This week, Defector has chosen to curate a collection of writing inspired by two entities that have had an indelible effect on North America: the upper house of the United States Congress and Eugene Melnyk’s pro hockey team. This is Senators Week.
Like a lot of laws, the Freedom of Information Act sounds fantastic. It’s all right there in the name—freedom of information. It sounds so good, right? Catchy. A great turn of phrase. Who doesn’t believe that an informed citizen is a better citizen? Or that anyone should have the ability to get information from their own government? Calling easy access to information as important to a certain image of the United States as apple pie or the Statue of Liberty might be a stretch, but not to me. You could say you don’t believe in freedom of information, but for me and other journalists like myself, that’s like saying you don’t love kittens. Who doesn’t love kittens?
There’s just one problem.
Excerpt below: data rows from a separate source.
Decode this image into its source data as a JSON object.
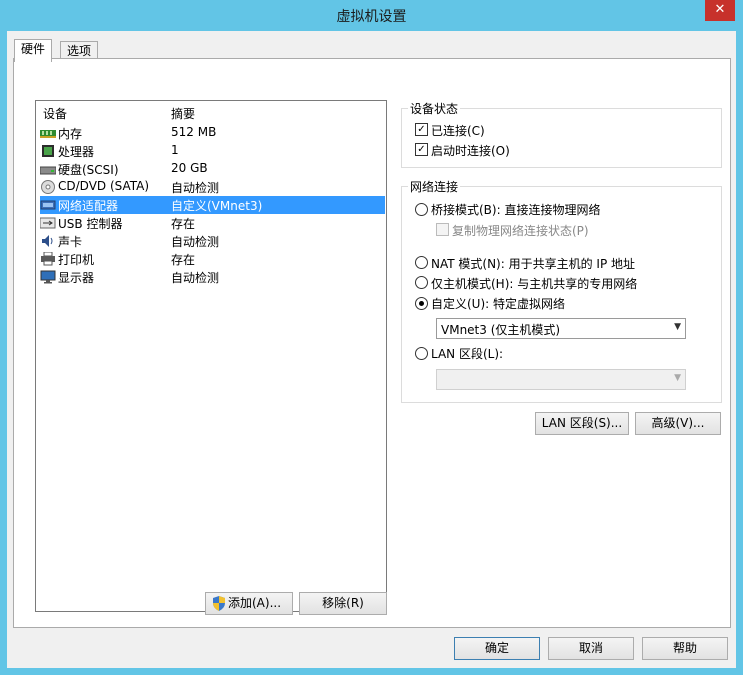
{
  "window": {
    "title": "虚拟机设置",
    "close_glyph": "✕"
  },
  "tabs": [
    {
      "label": "硬件"
    },
    {
      "label": "选项"
    }
  ],
  "device_list": {
    "header_device": "设备",
    "header_summary": "摘要",
    "rows": [
      {
        "name": "内存",
        "summary": "512 MB",
        "icon": "memory-icon"
      },
      {
        "name": "处理器",
        "summary": "1",
        "icon": "processor-icon"
      },
      {
        "name": "硬盘(SCSI)",
        "summary": "20 GB",
        "icon": "hard-disk-icon"
      },
      {
        "name": "CD/DVD (SATA)",
        "summary": "自动检测",
        "icon": "cd-dvd-icon"
      },
      {
        "name": "网络适配器",
        "summary": "自定义(VMnet3)",
        "icon": "network-adapter-icon",
        "selected": true
      },
      {
        "name": "USB 控制器",
        "summary": "存在",
        "icon": "usb-icon"
      },
      {
        "name": "声卡",
        "summary": "自动检测",
        "icon": "sound-card-icon"
      },
      {
        "name": "打印机",
        "summary": "存在",
        "icon": "printer-icon"
      },
      {
        "name": "显示器",
        "summary": "自动检测",
        "icon": "display-icon"
      }
    ]
  },
  "device_buttons": {
    "add": "添加(A)...",
    "remove": "移除(R)"
  },
  "device_status": {
    "title": "设备状态",
    "connected": "已连接(C)",
    "connect_at_power_on": "启动时连接(O)"
  },
  "network": {
    "title": "网络连接",
    "bridged": "桥接模式(B): 直接连接物理网络",
    "replicate": "复制物理网络连接状态(P)",
    "nat": "NAT 模式(N): 用于共享主机的 IP 地址",
    "host_only": "仅主机模式(H): 与主机共享的专用网络",
    "custom": "自定义(U): 特定虚拟网络",
    "custom_select": "VMnet3 (仅主机模式)",
    "lan_segment": "LAN 区段(L):",
    "lan_select": ""
  },
  "network_buttons": {
    "lan_segments": "LAN 区段(S)...",
    "advanced": "高级(V)..."
  },
  "dialog_buttons": {
    "ok": "确定",
    "cancel": "取消",
    "help": "帮助"
  },
  "colors": {
    "selection": "#3399ff",
    "titlebar": "#62c5e6",
    "close": "#c7312b"
  }
}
When Congress passed the Freedom of Information Act in 1966, it exempted from the law one very key legislative body: itself.
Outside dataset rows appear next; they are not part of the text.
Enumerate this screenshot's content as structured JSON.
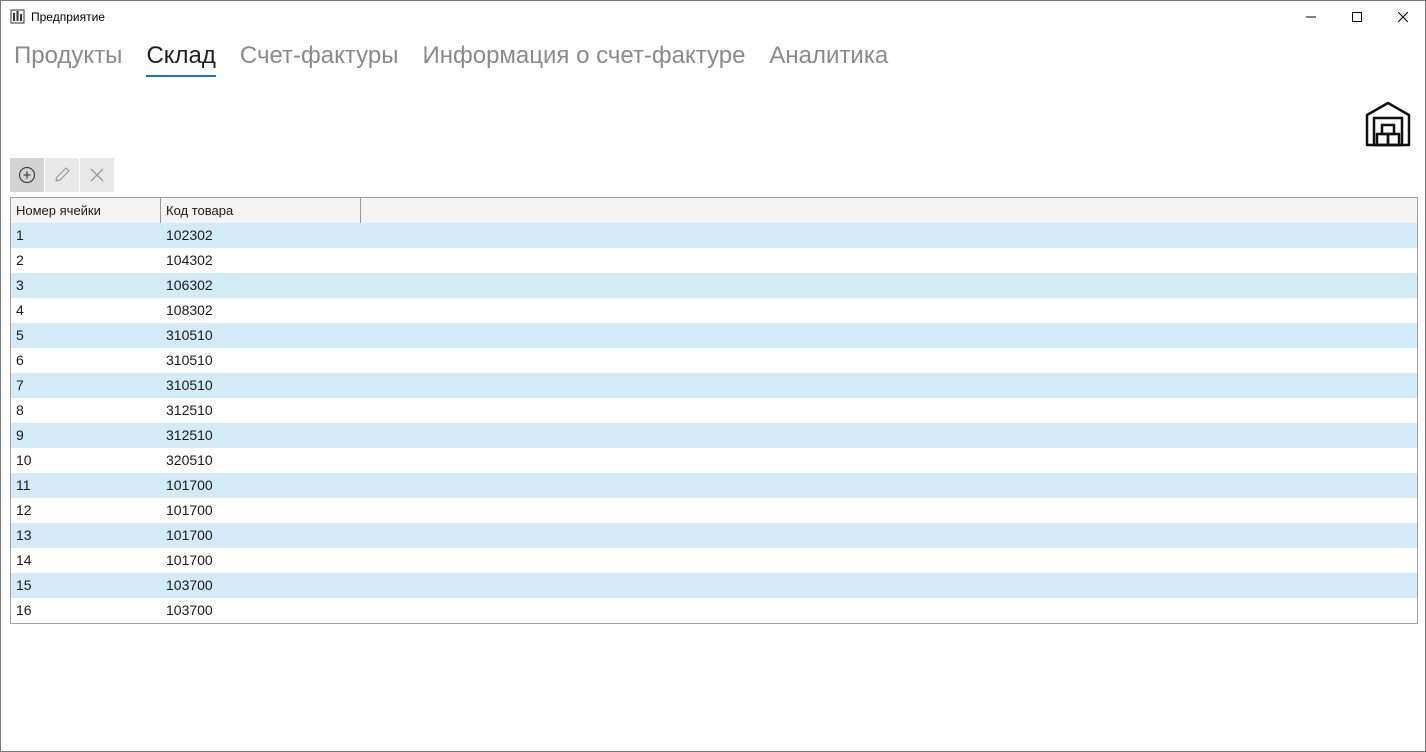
{
  "window": {
    "title": "Предприятие"
  },
  "tabs": [
    {
      "label": "Продукты",
      "active": false
    },
    {
      "label": "Склад",
      "active": true
    },
    {
      "label": "Счет-фактуры",
      "active": false
    },
    {
      "label": "Информация о счет-фактуре",
      "active": false
    },
    {
      "label": "Аналитика",
      "active": false
    }
  ],
  "toolbar": {
    "add_icon": "plus-circle-icon",
    "edit_icon": "pencil-icon",
    "delete_icon": "close-icon"
  },
  "grid": {
    "columns": [
      "Номер ячейки",
      "Код товара"
    ],
    "rows": [
      [
        "1",
        "102302"
      ],
      [
        "2",
        "104302"
      ],
      [
        "3",
        "106302"
      ],
      [
        "4",
        "108302"
      ],
      [
        "5",
        "310510"
      ],
      [
        "6",
        "310510"
      ],
      [
        "7",
        "310510"
      ],
      [
        "8",
        "312510"
      ],
      [
        "9",
        "312510"
      ],
      [
        "10",
        "320510"
      ],
      [
        "11",
        "101700"
      ],
      [
        "12",
        "101700"
      ],
      [
        "13",
        "101700"
      ],
      [
        "14",
        "101700"
      ],
      [
        "15",
        "103700"
      ],
      [
        "16",
        "103700"
      ]
    ]
  },
  "colors": {
    "accent": "#1e73be",
    "row_alt": "#d2ebf7"
  }
}
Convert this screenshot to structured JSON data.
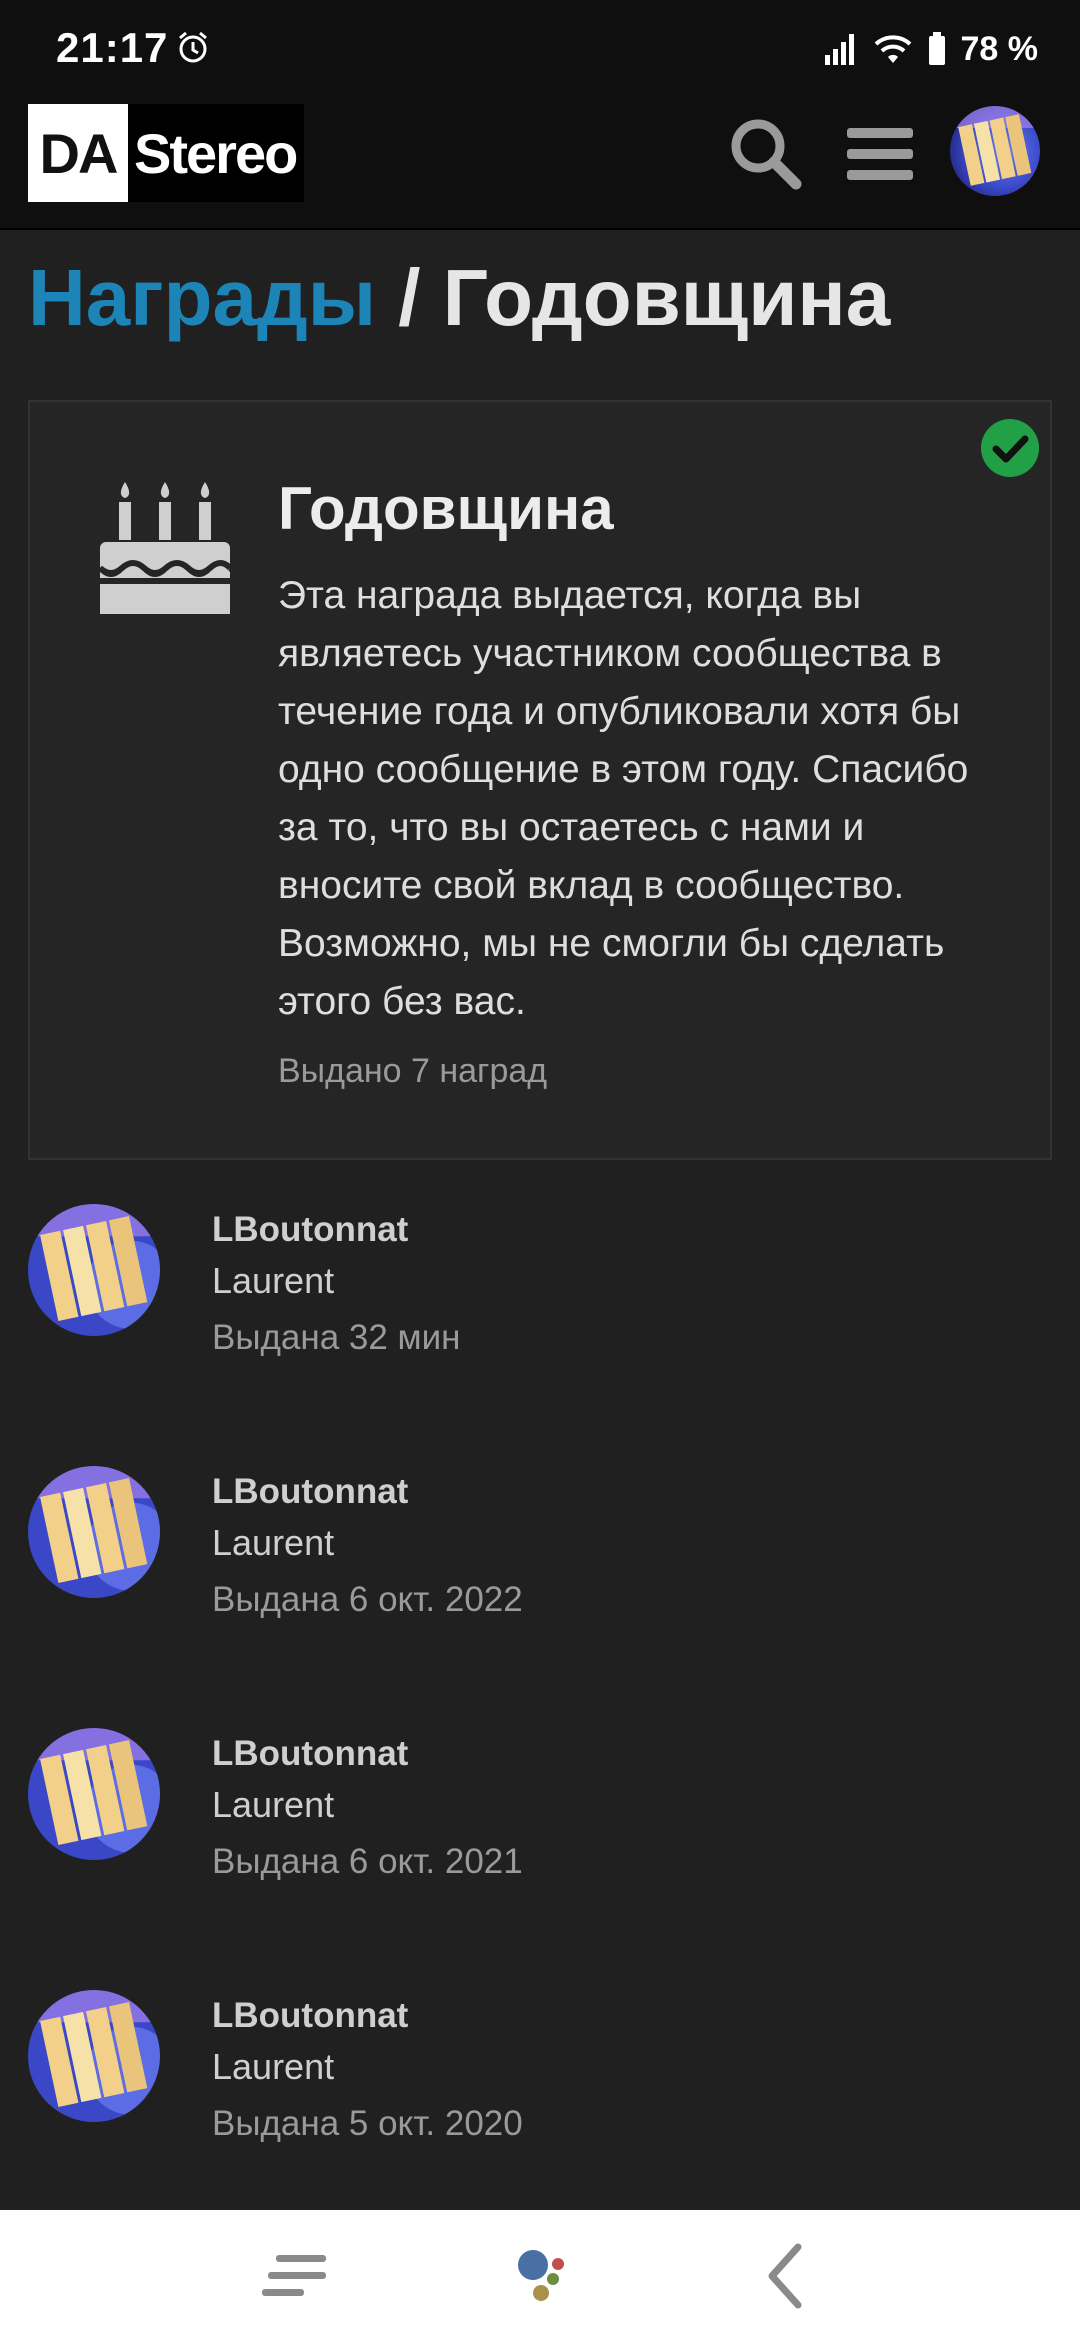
{
  "status_bar": {
    "time": "21:17",
    "battery": "78 %",
    "icons": [
      "alarm-icon",
      "signal-icon",
      "wifi-icon",
      "battery-icon"
    ]
  },
  "header": {
    "logo_da": "DA",
    "logo_stereo": "Stereo",
    "icons": [
      "search-icon",
      "menu-icon",
      "user-avatar"
    ]
  },
  "page": {
    "breadcrumb": "Награды",
    "separator": " / ",
    "current": "Годовщина"
  },
  "trophy": {
    "title": "Годовщина",
    "description": "Эта награда выдается, когда вы являетесь участником сообщества в течение года и опубликовали хотя бы одно сообщение в этом году. Спасибо за то, что вы остаетесь с нами и вносите свой вклад в сообщество. Возможно, мы не смогли бы сделать этого без вас.",
    "awarded_count": "Выдано 7 наград",
    "icon": "cake-icon",
    "earned_icon": "check-circle-icon",
    "accent_color": "#1c84b6",
    "check_color": "#21a048"
  },
  "recipients": [
    {
      "username": "LBoutonnat",
      "name": "Laurent",
      "date": "Выдана 32 мин"
    },
    {
      "username": "LBoutonnat",
      "name": "Laurent",
      "date": "Выдана 6 окт. 2022"
    },
    {
      "username": "LBoutonnat",
      "name": "Laurent",
      "date": "Выдана 6 окт. 2021"
    },
    {
      "username": "LBoutonnat",
      "name": "Laurent",
      "date": "Выдана 5 окт. 2020"
    }
  ],
  "nav": {
    "icons": [
      "recent-apps-icon",
      "assistant-icon",
      "back-icon"
    ]
  }
}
This isn’t hidden. Like a lot of public record statutes, the Freedom of Information Act starts out with a list of definitions, laying out what parts of the law apply to which organizations. In this case, FOIA only applies to federal agencies. And who is not a federal agency? Congress. In fact, Congress is the very first non-agency listed! They put themselves ahead of the courts, as well as military commissions. At least the White House has to deal with the Presidential Records Act, which means you can get some White House records if you don’t mind waiting until the president has been out of office for five years. It’s not ideal. Yet it’s still more than Congress has to fork over, which is nearly nothing.
OK, technically there are ways you could get records from Congress, but they’re all convoluted and might not work. You can try to request public records from federal agencies that are in contact with Congress but Congress will fight back, saying FOIA doesn’t apply to their emails. There’s the National Archive and Records Administration, where U.S. Senate records do become public—after 20 years. At least that’s faster than the U.S. House of Representatives and its archival records, which are closed for 30 years. There’s also the Library of Congress, which is also exempt from FOIA but, per the law, “follows the spirit of that Act consistent with the Library’s duties, functions, and responsibilities to the Congress.” Still, that’s far from guaranteeing you’ll get what you want.
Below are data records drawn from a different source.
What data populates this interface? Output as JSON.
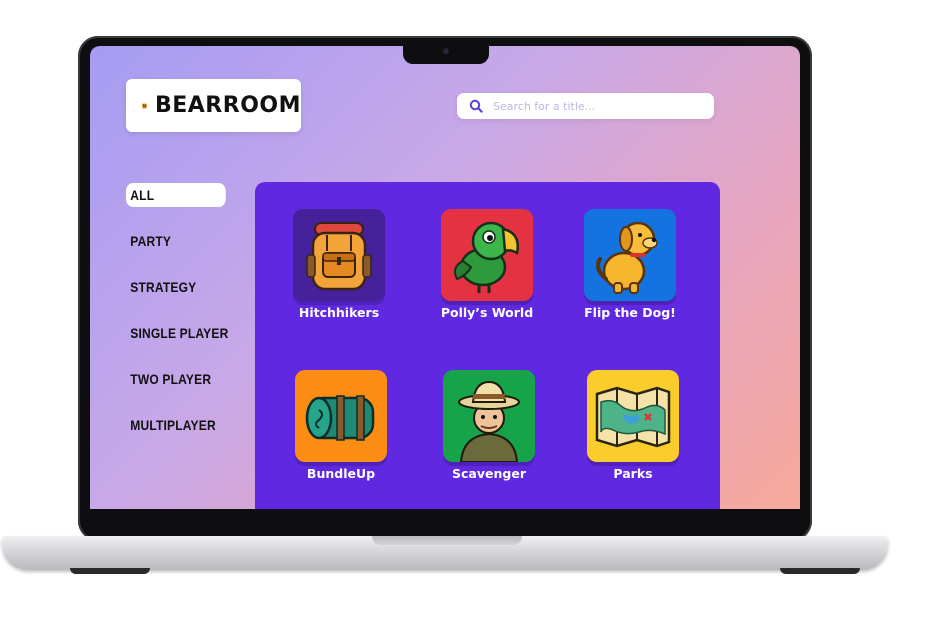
{
  "brand": {
    "name": "BEARROOM",
    "logo_icon": "bear-icon"
  },
  "search": {
    "placeholder": "Search for a title...",
    "value": "",
    "icon": "search-icon"
  },
  "categories": [
    {
      "label": "ALL",
      "active": true
    },
    {
      "label": "PARTY",
      "active": false
    },
    {
      "label": "STRATEGY",
      "active": false
    },
    {
      "label": "SINGLE PLAYER",
      "active": false
    },
    {
      "label": "TWO PLAYER",
      "active": false
    },
    {
      "label": "MULTIPLAYER",
      "active": false
    }
  ],
  "games": [
    {
      "title": "Hitchhikers",
      "icon": "backpack-icon",
      "color": "#45229b"
    },
    {
      "title": "Polly’s World",
      "icon": "parrot-icon",
      "color": "#e53242"
    },
    {
      "title": "Flip the Dog!",
      "icon": "dog-icon",
      "color": "#1473e0"
    },
    {
      "title": "BundleUp",
      "icon": "sleeping-bag-icon",
      "color": "#fb8c14"
    },
    {
      "title": "Scavenger",
      "icon": "explorer-icon",
      "color": "#16a34a"
    },
    {
      "title": "Parks",
      "icon": "map-icon",
      "color": "#facc2c"
    }
  ],
  "colors": {
    "panel": "#6029e1",
    "accent": "#5b3fd6",
    "gradient_start": "#a59cf3",
    "gradient_end": "#f7a99a"
  }
}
There are many reasons why our national political apparatus leaves a lot to be desired, and I don’t want to claim that making Congress subject to FOIA would fix everything. I know better; I’m from Florida, a state with a legendary public records policy and an equally legendary reputation for nonsense. Seeing the sludge is one thing, building up the political will and capital to clean it up is another, and one does not necessarily follow the other. But seeing the sludge at least gives you a place to start. It gives you something to point to and say, “Gosh, look at that pile of sludge, shouldn’t we go about cleaning up that giant pile of sludge?” It gives you a framework for talking about politics beyond what the United States has right now, which in the absence of real information mostly manifests as an endless sports-style analysis of who won this debate or which member of Congress is more popular.
Sometimes, most of the time, all I want to know is what the heck Congress is doing. What are its members saying when they aren’t being broadcast TV or radio or Instagram Live, when no one is looking? It’s a perfectly reasonable question for any person in our country, for any person in any country, to have of their government. But, for now, Congress would rather go on keeping its secrets.